AC/DC electrificó el Monumental: El regreso que los tucumanos esperaban desde 2009
El Monumental tembló con el regreso de una leyenda. ¿Lograron AC/DC superar la histórica noche de 2009? Los detalles del show que reconectó a una generación con el rock más puro.
La noche en el Estadio Monumental se transformó en una descarga pura de rock clásico cuando AC/DC volvió a pisar suelo argentino. Con un repertorio plagado de himnos y una energía que desmintió el paso del tiempo, la banda australiana reconectó de manera inmediata con un público ferviente, reviviendo la mística de su legendaria visita pasada.
La atmósfera comenzó a cargarse desde la previa. Las tribunas, repletas, ya lucían las icónicas “horns” rojas, recreando la postal de 2009, mientras sonaban temas de Black Sabbath en homenaje a Ozzy Osbourne. La expectativa era palpable, un caldo de cultivo perfecto para lo que se avecinaba.
Puntuales, a las 21:04, el ritual comenzó. Angus Young, con su inseparable uniforme escolar, lideró el ataque inicial con “If You Want Blood (You’ve Got It)”. No hubo preámbulos ni rodeos; fue una declaración de intenciones. Minutos más tarde, los primeros acordes de “Back in Black” detonaron la primera gran explosión colectiva en las gradas, sellando un pacto de rock and roll para toda la noche.
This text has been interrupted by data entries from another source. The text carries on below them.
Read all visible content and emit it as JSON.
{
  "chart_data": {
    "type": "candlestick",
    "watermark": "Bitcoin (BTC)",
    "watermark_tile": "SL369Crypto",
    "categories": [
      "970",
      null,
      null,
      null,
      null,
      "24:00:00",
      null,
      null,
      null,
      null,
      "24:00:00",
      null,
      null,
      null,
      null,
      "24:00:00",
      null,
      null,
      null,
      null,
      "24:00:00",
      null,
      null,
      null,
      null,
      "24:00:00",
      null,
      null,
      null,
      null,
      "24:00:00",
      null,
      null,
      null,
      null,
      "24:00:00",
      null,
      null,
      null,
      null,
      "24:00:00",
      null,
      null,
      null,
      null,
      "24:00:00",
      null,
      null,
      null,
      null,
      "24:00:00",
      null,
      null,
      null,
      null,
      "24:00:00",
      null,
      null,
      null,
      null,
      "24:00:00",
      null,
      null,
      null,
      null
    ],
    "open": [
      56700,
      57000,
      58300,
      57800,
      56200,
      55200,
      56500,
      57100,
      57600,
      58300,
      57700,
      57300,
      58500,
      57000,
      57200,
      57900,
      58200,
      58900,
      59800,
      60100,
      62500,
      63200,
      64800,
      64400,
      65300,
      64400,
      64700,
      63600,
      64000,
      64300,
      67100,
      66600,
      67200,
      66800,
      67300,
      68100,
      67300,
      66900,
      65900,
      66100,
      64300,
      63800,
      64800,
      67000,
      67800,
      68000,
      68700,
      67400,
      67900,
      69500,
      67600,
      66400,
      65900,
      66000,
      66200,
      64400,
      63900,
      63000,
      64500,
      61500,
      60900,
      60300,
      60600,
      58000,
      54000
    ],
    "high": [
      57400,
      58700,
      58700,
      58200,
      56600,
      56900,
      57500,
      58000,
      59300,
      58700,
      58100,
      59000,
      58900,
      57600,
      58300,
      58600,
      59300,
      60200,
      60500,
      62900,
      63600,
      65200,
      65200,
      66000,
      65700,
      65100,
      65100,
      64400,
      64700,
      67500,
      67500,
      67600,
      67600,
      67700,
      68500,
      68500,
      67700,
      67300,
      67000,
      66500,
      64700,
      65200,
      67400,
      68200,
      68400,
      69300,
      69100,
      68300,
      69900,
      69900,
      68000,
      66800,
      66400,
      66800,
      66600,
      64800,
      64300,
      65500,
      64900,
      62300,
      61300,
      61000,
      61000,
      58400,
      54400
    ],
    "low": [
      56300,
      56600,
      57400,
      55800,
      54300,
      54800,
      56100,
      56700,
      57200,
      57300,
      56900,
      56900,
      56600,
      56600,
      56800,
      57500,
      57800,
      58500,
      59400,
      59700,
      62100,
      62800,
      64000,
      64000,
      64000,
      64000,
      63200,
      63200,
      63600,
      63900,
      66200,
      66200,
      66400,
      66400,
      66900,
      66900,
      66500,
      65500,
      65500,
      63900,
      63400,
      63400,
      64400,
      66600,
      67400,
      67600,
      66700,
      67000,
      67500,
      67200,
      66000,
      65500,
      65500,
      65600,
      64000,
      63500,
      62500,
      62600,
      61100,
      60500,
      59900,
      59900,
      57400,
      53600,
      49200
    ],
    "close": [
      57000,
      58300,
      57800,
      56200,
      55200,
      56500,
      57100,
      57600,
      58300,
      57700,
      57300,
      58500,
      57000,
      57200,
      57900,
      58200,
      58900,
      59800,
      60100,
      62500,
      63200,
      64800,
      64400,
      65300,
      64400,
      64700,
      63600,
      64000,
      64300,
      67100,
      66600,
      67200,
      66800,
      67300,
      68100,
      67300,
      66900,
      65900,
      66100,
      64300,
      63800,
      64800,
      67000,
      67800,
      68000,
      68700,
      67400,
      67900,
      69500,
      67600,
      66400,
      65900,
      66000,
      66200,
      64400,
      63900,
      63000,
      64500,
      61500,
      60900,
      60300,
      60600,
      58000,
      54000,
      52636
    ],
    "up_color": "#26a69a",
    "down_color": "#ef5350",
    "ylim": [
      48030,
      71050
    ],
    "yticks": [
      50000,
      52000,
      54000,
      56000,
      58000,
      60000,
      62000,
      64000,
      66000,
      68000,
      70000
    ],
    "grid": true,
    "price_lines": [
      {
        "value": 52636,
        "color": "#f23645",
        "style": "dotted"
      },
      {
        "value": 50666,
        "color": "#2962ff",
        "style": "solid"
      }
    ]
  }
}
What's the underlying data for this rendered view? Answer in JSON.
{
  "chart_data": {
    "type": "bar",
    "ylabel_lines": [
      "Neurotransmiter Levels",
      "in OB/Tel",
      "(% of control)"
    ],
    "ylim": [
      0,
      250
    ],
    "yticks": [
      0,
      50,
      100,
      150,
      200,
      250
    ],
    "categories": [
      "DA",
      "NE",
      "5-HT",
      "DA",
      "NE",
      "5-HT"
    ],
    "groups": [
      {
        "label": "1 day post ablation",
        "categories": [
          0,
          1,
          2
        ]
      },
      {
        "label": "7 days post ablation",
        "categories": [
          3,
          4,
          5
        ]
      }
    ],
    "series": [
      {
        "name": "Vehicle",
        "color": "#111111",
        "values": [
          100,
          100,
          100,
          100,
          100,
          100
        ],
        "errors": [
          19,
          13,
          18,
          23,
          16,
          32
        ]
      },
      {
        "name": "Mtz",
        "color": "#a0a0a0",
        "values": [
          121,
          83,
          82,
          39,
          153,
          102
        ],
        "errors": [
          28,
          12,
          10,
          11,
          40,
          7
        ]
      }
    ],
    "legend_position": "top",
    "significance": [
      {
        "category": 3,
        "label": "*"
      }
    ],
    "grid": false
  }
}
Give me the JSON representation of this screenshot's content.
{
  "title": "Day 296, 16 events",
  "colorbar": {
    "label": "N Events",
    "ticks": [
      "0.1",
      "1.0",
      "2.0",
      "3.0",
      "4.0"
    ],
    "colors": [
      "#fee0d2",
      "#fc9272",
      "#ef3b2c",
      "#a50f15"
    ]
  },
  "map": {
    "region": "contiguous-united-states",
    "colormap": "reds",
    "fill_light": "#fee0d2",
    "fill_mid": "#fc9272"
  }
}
Una seguidilla de himnos que no dio respiro
El recital se desarrolló como una sucesión imparable de clásicos. “Thunderstruck” llegó con una puesta en escena que simuló una tormenta eléctrica, convirtiéndose en uno de los momentos más aclamados. La mística se intensificó con “Hells Bells”, cuando la icónica campana descendió sobre el escenario, sumergiendo al Monumental en el sonido característico de la banda.
Thunderstruck, aunque perezca el mundo… pic.twitter.com/V7m0xdsY9b
— Carlos Maslatón (@CarlosMaslaton) March 24, 2026


Cuando “Highway to Hell” resonó en el aire, se confirmó la comunión total. El público, convertido en un coro masivo, acompañó cada verso como parte de un ritual compartido. La banda, con Brian Johnson arengando a la multitud y una base rítmica sólida e implacable, optó por la fórmula segura: rock directo, sin artificios y demoledoramente efectivo.
No hubo espacio para sorpresas en el setlist ni pausas extensas. AC/DC apostó a consolidar su legado a través de los temas que forjaron su historia, demostrando que la esencia del rock duro permanece intacta. Más allá de los años y los cambios en su formación, la noche sirvió para reafirmar su lugar como una de las bandas más influyentes.
En el corazón del Estadio Monumental, quedó una certeza: el vínculo visceral entre AC/DC y el público argentino no solo sigue vivo, sino que arde con la misma intensidad de siempre. Una lección de rock and roll que resonó en cada rincón del país.